Re: [Fwd: Unexpected DISTINCT?] from Lee Feigenbaum on 2007-03-05 (public-rdf-dawg@w3.org from January to March 2007)

From: Lee Feigenbaum <feigenbl@us.ibm.com>
Date: Mon, 5 Mar 2007 00:27:03 -0500
To: RDF Data Access Working Group <public-rdf-dawg@w3.org>
Message-ID: <OF109DCC77.6F5E3964-ON85257295.001DDBD9-85257295.001DF0F7@us.ibm.com>

As per my action from last week, I sought Steve and Jeen's opinions on 
auto distinct. Here's what Steve had to say:

"""
I would very much like the freedom to return the number of duplicates 
that's easiest. I use it as an optimisation in some places. eg.
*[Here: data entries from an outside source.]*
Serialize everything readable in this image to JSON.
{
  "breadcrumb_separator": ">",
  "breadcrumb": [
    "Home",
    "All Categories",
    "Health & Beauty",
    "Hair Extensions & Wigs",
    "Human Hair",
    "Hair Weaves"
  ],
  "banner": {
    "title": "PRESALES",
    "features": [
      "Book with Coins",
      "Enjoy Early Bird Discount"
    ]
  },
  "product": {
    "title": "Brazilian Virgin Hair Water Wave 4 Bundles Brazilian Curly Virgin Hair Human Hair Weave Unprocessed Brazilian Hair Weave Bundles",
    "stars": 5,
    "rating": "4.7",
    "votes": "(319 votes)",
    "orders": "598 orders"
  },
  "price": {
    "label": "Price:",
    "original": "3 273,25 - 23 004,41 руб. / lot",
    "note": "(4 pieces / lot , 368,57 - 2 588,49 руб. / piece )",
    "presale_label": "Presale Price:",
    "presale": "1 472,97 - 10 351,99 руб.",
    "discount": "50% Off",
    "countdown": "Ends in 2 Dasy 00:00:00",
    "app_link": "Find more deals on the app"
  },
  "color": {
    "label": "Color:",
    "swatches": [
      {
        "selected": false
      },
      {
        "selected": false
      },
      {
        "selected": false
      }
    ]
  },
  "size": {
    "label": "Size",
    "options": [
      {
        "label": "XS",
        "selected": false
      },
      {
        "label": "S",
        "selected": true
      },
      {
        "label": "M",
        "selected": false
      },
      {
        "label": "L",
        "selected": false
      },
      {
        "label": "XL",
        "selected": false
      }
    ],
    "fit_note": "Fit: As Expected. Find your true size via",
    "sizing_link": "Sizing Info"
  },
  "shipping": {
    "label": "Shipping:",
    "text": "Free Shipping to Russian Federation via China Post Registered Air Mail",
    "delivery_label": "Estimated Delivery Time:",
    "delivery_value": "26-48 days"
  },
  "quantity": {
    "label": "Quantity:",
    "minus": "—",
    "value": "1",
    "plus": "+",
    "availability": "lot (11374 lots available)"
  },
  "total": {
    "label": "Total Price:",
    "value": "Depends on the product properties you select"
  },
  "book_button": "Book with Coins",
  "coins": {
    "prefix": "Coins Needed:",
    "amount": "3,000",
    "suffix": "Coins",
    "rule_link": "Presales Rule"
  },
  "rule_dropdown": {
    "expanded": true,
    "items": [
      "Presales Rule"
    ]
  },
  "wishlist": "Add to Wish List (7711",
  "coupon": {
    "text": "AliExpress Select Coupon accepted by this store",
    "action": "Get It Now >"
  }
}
I can 
answer
    SELECT ?g ?x WHERE { GRAPH ?g { ?x ?y ?z } }
with an implicit DISTINCT very cheaply.

There are also a few cases where I auto DISTINCT or auto semi- 
DISTINCT to keep the number of sultions down, eg
    SELECT ?g WHERE { GRAPH ?g { ?x ?y ?z } }
The natural return for my system would be one row per quad in the store.
"""

Lee

Andy Seaborne wrote on 02/26/2007 11:03:08 AM:

> 
> The modifier order is:
> 
>      * 9.1 ORDER BY
>      * 9.2 Projection
>      * 9.3 DISTINCT
>      * 9.4 OFFSET
>      * 9.5 LIMIT
> 
> so the test is correct.
> 
> We don't document anywhere (IIRC) anything about auto DISTINCT.
> 
> When DISTINCT is applied after ORDER.  The ORDER step emits [1, 1, 2, 
...] so
> 
> limit(
>     distinct([1, 1, 2, ...]),
>     2)
>     = [1, 2]
> 
> 
> The question of implicit DISTINCT remains -
> 
> Any opinions of saying anything about implicit DISTINCT for simple 
entailment 
> (all we define SPARQL for).  Because DISTINCT is after projection, there 
are 
> several ways to get duplicates, all of which are well-defined within BGP 

> matching (blank nodes for simple entailment matches), the algebra 
> (UNION), and 
> projection.  Just projection alone suggests to be that we should not 
define 
> implicit DISTINCT and leave it to implementations to provide as an 
> extra but I 
> don't have a strong opinion to that effect.
> 
>    Andy
> 
> -------- Original Message --------
> Subject: Unexpected DISTINCT?
> Resent-Date: Sun, 25 Feb 2007 17:58:17 +0000
> Resent-From: public-rdf-dawg-comments@w3.org
> Date: Sat, 24 Feb 2007 23:27:53 -0800
> From: Richard Newman <rnewman@franz.com>
> To: public-rdf-dawg-comments@w3.org
> 
> 
> DAWG,
> 
>     I have an implementation question for which I cannot find an
> answer in the spec.
> 
>     Given a SELECT query for which some results are duplicated, and
> which does not specify DISTINCT, is it acceptable for an
> implementation to return DISTINCT (or partially DISTINCT) results?
> 
>     This is exercised by <http://www.w3.org/2001/sw/DataAccess/tests/
> #modifer-limit>:
> 
> - with no DISTINCT processing, the results are [ 1, 1 ].
> - with DISTINCT processing, the results are [ 1, 2 ].
> 
>     I seem to recall from informal sources that this is acceptable,
> but it would be good to get a firm documented answer, particularly
> when I can see that this could be contentious.
> 
>     Thanks,
> 
> -R
> 
> 
> 
>

Received on Monday, 5 March 2007 05:27:56 UTC